In other words, it’s all a big show of political theater. Everything that’s happening now is part of a heavy pressure campaign on Benny Gantz to secure his consent to change certain sections of the coalition agreement. It is clear that the deal will be closed at the last moment, on Monday night, after all the pressure tactics and threats being orchestrated from above by Benjamin Netanyahu, the master of tricks and shticks, have been played out.
And there’s a secondary clause to the main law: “The closer you get to the mountain, the bigger it appears.” That is, as Monday nears, the threats and intimidation will continue to mount and voices will be raised even more, but that will be precisely the sign that an agreement is imminent. As the saying goes, “It’s always darkest before the dawn.”

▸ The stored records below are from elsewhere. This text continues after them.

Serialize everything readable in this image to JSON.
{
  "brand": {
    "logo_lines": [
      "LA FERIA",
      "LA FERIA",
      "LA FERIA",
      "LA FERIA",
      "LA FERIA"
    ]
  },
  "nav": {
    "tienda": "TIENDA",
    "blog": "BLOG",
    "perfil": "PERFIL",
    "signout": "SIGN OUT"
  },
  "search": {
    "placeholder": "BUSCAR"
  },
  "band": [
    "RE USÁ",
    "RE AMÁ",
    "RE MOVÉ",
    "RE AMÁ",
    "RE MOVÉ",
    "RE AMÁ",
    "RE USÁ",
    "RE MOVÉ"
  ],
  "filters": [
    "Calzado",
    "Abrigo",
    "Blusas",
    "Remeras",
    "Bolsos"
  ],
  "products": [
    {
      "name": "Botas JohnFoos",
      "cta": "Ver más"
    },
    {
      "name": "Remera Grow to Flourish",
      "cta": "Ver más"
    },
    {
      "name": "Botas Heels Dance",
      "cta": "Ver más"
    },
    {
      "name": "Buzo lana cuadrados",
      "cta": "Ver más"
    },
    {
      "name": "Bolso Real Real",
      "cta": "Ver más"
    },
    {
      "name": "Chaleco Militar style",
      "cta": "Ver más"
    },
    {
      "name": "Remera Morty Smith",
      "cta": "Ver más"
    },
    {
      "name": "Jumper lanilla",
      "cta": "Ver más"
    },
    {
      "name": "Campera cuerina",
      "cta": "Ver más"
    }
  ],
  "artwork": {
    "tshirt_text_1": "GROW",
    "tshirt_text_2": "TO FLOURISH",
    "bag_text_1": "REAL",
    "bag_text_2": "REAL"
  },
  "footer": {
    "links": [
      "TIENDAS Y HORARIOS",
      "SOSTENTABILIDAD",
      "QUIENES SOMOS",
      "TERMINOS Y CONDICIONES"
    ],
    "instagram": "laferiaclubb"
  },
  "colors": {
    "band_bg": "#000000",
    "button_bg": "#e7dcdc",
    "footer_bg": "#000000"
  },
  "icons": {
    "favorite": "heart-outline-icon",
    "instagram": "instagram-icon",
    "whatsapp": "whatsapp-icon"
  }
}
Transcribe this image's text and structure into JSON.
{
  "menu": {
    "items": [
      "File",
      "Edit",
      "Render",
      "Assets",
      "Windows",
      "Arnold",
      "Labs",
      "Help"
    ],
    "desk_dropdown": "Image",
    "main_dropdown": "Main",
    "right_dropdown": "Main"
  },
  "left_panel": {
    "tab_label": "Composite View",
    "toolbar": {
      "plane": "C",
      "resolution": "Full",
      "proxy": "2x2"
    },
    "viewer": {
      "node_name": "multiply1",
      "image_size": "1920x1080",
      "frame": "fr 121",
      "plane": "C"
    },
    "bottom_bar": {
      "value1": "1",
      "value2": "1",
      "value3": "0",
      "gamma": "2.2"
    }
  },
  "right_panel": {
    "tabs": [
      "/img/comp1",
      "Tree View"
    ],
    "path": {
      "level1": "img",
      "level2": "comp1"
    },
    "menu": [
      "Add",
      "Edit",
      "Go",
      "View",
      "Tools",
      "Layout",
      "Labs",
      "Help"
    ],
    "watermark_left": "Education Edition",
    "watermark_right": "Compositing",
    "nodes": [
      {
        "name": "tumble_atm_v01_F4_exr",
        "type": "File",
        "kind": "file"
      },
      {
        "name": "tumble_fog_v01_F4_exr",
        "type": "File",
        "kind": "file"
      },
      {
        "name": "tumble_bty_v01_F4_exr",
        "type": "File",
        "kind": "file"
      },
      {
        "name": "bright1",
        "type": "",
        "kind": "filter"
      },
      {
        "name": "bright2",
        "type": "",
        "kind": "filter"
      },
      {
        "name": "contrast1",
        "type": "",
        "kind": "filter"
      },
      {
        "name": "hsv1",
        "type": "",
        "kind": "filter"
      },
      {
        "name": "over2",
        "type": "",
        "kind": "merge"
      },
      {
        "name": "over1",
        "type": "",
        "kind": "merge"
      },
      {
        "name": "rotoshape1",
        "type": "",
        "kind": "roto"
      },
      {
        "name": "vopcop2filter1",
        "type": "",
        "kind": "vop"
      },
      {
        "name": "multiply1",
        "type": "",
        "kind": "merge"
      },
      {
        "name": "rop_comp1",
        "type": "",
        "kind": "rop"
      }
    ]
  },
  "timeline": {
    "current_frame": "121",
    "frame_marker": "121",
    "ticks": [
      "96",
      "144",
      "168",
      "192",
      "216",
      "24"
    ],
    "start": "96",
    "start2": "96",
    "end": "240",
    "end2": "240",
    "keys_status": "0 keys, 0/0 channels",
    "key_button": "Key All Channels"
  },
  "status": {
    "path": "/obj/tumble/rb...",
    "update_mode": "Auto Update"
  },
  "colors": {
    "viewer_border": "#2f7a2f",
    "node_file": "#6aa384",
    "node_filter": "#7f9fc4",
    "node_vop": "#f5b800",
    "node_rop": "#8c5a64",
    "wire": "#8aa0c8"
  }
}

The lead actor in the play written by Netanyahu is Miki Zohar. He gives interviews all day, every day, spouting threats as he goes. But he knows too: Bibi won’t go for elections now. The conditions won’t let him. First, he’s afraid of a revolt in Likud. Many in the party believe that with his dreadful legal situation, Bibi won’t be able to form a government.
The second reason is the terrible economic situation. You can’t win an election when 800,000 people are out of work, tens of thousands of businesses have collapsed and young couples have no way to pay their mortgage.
The third reason is the weekly protests at Balfour Street, in Caesarea and on the bridges at major intersections. They’re causing a shift in public opinion, which is the real reason Netanyahu wants to impose a full lockdown in which protests would be banned “to prevent infection.” But of course.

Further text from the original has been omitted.